Selama ini tercatat dalam sejarah bahwa Columbus (1451-1506M) telah
menjelajahi dunia. Dikatakan dialah penemu Dunia Baru atau Benua Amerika. Tidak
banyak yang tahu jauh sebelum Columbus, orang-orang Arab sudah menjelajahi
dunia.
Salah seorang dari mereka ialah Ibnu Batutah atau nama lengkapnya Abu
Abdullah Muhammad bin Abdullah Al-Lawati Al-Tanji. Beliau dilahirkan di
Tangiers, Morocco, Afrika Utara pada 24 Februari 1304M. Besar dalam keluarga
yang taat memelihara tradisi Islam, Ibnu Batutah giat mempelajari fiqh dari
para ahli yang sebagian besarnya menduduki jabatan kadhi (hakim). Beliau juga
mempelajari sastra dan syair Arab.
Kejayaan beliau
dinikmati ketika zaman kekuasaan Bani Marrin di Morocco. Penguasaannya tentang
dunia pelayaran didapat ketika bersama-sama pasukan kerajaan memerangi pasukan
perang Perancis.
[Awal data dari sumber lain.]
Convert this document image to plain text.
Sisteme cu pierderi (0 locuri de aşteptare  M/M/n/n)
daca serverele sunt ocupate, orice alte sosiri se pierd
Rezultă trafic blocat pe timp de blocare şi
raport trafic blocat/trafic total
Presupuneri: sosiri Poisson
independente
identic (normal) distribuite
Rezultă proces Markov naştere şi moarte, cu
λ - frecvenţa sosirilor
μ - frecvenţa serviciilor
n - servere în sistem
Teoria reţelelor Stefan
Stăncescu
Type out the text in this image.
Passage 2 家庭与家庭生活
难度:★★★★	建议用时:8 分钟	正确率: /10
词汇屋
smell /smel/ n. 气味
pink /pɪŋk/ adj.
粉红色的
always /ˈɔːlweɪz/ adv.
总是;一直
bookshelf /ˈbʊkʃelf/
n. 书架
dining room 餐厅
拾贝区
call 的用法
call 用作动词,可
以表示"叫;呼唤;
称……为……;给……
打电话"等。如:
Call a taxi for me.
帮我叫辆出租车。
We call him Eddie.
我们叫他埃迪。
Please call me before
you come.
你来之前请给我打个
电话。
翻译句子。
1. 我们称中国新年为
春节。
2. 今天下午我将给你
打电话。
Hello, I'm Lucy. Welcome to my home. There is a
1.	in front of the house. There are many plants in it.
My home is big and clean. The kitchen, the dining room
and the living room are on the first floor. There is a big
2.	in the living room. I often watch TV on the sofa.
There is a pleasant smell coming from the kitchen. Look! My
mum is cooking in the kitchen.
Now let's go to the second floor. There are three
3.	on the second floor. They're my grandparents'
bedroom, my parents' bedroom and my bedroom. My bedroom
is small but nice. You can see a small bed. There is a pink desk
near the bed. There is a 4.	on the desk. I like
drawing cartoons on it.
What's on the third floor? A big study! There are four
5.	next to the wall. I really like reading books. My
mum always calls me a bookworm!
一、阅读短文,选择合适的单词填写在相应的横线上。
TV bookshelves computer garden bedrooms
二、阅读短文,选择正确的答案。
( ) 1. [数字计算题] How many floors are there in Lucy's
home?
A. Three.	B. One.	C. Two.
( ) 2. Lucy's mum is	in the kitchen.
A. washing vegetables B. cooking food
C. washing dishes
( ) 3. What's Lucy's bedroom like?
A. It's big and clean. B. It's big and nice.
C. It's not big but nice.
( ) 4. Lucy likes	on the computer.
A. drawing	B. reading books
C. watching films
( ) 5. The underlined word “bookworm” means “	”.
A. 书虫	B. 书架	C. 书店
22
Morroco dan Perancis hanya terpisah oleh lautan sehingga
pertempuran laut sering terjadi antara keduanya. Pada akhirnya, Morroco pernah
menjadi salah satu negara jajahan Perancis.
Menurut sejarahwan Barat, George Sarton, yang mengutip catatan Sir Henry
Yules, Ibnu Batutah telah mengembara sejauh 75,000 batu melalui daratan dan
lautan. Jarak ini jauh lebih panjang dari yang dilakukan Marco Polo dan
penjelajah mana pun sebelum datangnya zaman mesin uap. Ketika Marco Polo
meninggal dunia, Ibnu Batutah baru berusia 20 thn. Ahli sejarah seperti
Brockellman mensejajarkan namanya dengan Marco Polo, Hsien Teng, Drake dan
Magellan.
Kisah seluruh perjalanan Ibnu Batutah ditulis oleh Ibnu Jauzi, juru tulis
Sultan Morroco, Abu Enan. Karya itu diberi judul Tuhfah Al-Nuzzar fi Ghara’ib
Al Amsar wa Ajaib Al-Asfar (Persembahan Seorang Pengamat tentang Kota-kota
Asing dan Perjalanan yang Mengagumkan). Karya ini telah menjadi perhatian
berbagai kalangan di Eropa sejak diterjemahkan ke berbagai bahasa seperti
Perancis, Inggris dan Jerman.
Kepergian pertama Ibnu Batutah ketika beliau menunaikan ibadah haji pada
usia kurang dari 21 thn. Menurut catatan sejarah, kepergian itu tepat pada 14
Jun 1325M. Beliau menyeberangi Tunisia dan hampir seluruh perjalanannya
ditempuh dengan berjalan kaki. Beliau tiba di Alexandria pada 15 April 1326 dan
mendapat bantuan dari sultan Mesir berupa uang dan hadiah untuk bekal menuju
Tanah Suci.
Satu kesan menarik ketika beliau tiba di pantai Mesir bagian utara.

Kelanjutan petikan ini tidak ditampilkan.